The DGS data that I obtained comes with .eaf files that have annotations that I plan to use to extract key
parts of the videos with relevant words. My first objective is to determine the relevant tiers and then to get
word counts to determine which words would be best for use in a small DGS translation prototype.

The archive can be found at:

https://www.sign-lang.uni-hamburg.de/dgs-korpus/

In [7]:
import pandas as pd
import pympi
import os
import re
import json
from moviepy import VideoFileClip

"""
loads in the .eaf files and prints the tier names.
"""

directory = '../data/raw/dialogues'
files = [f for f in os.listdir(directory) if os.path.isfile(os.path.join(directory, f)) and f.endswith('.eaf')]

for file in files:
    eaf = pympi.Elan.Eaf(os.path.join(directory, file))
    tier_names = eaf.get_tier_names()
    print(tier_names)

dict_keys(['Deutsche_Übersetzung_A', 'Translation_into_English_A', 'Lexem_Gebärde_r_A', 'Lexeme_Sign_r_A', 'Gebärde_r_A', 'Sign_r_A', 'Lexem_Gebärde_l_A', 'Lexeme_Sign_l_A', 'Gebärde_l_A', 'Sign_l_A', 'Mundbild_Mundgestik_A', 'Deutsche_Übersetzung_B', 'Translation_into_English_B', 'Lexem_Gebärde_r_B', 'Lexeme_Sign_r_B', 'Gebärde_r_B', 'Sign_r_B', 'Lexem_Gebärde_l_B', 'Lexeme_Sign_l_B', 'Gebärde_l_B', 'Sign_l_B', 'Mundbild_Mundgestik_B', 'Moderator'])
dict_keys(['Deutsche_Übersetzung_A', 'Translation_into_English_A', 'Lexem_Gebärde_r_A', 'Lexeme_Sign_r_A', 'Gebärde_r_A', 'Sign_r_A', 'Lexem_Gebärde_l_A', 'Lexeme_Sign_l_A', 'Gebärde_l_A', 'Sign_l_A', 'Mundbild_Mundgestik_A', 'Deutsche_Übersetzung_B', 'Translation_into_English_B', 'Lexem_Gebärde_r_B', 'Lexeme_Sign_r_B', 'Gebärde_r_B', 'Sign_r_B', 'Lexem_Gebärde_l_B', 'Lexeme_Sign_l_B', 'Gebärde_l_B', 'Sign_l_B', 'Mundbild_Mundgestik_B', 'Moderator', 'Translation_into_English_Mod'])
dict_keys(['Deutsche_Übersetzung_A', 'Translation_into_Eng

Based on the documentation and looking at these print outs, it seems Lexem_Gebärde and Gebärde are probably
the most relevant tiers. A/B refers to the person doing the signing (2 person dialogues) and l and r
refer to the hand used for the gesture.

In [8]:
"""
prints annotations of each identified tier.
"""

eaf = pympi.Elan.Eaf(os.path.join(directory, files[0]))

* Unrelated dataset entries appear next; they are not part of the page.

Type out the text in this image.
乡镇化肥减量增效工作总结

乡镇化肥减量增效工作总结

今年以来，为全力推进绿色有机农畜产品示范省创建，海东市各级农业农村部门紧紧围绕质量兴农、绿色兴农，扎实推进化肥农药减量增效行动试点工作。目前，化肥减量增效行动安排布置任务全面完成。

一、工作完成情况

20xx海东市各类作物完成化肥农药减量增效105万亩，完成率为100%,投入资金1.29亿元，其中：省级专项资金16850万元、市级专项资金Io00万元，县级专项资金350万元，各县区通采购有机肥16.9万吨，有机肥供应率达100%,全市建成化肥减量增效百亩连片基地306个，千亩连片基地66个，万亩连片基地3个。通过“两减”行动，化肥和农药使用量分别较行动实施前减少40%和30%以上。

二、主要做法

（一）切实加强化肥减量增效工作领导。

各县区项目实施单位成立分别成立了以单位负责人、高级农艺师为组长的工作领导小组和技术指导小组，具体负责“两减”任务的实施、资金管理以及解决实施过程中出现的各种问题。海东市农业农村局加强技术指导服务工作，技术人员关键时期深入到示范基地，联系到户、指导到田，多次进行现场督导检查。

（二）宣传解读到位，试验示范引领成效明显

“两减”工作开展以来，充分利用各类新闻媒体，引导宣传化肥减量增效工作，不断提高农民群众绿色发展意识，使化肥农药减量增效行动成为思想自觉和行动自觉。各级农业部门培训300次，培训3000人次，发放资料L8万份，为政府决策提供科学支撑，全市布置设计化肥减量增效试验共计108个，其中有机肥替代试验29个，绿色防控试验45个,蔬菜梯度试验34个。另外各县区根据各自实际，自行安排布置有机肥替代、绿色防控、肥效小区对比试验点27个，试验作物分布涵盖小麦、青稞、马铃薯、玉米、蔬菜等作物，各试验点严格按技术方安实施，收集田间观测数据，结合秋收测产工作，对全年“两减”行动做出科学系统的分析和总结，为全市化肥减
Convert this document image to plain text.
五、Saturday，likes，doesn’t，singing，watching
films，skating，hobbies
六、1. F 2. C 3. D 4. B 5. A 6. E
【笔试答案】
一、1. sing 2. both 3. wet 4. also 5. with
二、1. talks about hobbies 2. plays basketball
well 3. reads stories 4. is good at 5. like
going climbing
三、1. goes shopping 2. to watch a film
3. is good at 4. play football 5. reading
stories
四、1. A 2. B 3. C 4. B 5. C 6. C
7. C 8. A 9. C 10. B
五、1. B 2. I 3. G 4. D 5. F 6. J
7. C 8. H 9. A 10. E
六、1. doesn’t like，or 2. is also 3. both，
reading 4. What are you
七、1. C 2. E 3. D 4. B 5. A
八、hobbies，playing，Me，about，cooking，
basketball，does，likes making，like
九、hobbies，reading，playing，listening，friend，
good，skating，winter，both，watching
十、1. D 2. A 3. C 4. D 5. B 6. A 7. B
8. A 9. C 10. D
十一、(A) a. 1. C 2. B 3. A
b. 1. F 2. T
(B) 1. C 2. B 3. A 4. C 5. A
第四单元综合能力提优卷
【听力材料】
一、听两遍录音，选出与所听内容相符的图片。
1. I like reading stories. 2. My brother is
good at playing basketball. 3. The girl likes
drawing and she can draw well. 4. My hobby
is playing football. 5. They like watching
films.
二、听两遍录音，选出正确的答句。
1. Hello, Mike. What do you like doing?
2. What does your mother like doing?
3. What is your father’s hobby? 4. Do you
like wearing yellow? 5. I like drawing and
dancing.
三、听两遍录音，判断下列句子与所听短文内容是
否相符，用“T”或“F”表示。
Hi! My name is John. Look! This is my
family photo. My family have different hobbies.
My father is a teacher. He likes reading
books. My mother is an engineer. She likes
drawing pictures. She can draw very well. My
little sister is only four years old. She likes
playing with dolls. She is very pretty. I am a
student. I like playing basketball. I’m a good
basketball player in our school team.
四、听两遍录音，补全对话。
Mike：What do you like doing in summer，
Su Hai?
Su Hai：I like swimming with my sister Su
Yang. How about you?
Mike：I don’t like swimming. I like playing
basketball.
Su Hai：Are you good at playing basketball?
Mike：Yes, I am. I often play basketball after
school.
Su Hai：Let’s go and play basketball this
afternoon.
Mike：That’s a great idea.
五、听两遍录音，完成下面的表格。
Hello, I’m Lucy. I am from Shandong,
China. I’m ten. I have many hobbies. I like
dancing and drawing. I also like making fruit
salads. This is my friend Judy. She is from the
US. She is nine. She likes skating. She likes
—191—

tier_name = 'Lexem_Gebärde_r_A'
annotations = eaf.get_annotation_data_for_tier(tier_name)

print(f"Annotations from {tier_name}:\n{annotations}")

tier_name = 'Lexem_Gebärde_l_A'
annotations = eaf.get_annotation_data_for_tier(tier_name)

print(f"\nAnnotations from {tier_name}:\n{annotations}")

eaf = pympi.Elan.Eaf(os.path.join(directory, files[0]))

tier_name = 'Lexem_Gebärde_r_B'
annotations = eaf.get_annotation_data_for_tier(tier_name)

print(f"\nAnnotations from {tier_name}:\n{annotations}")

tier_name = 'Lexem_Gebärde_l_B'
annotations = eaf.get_annotation_data_for_tier(tier_name)

print(f"\nAnnotations from {tier_name}:\n{annotations}")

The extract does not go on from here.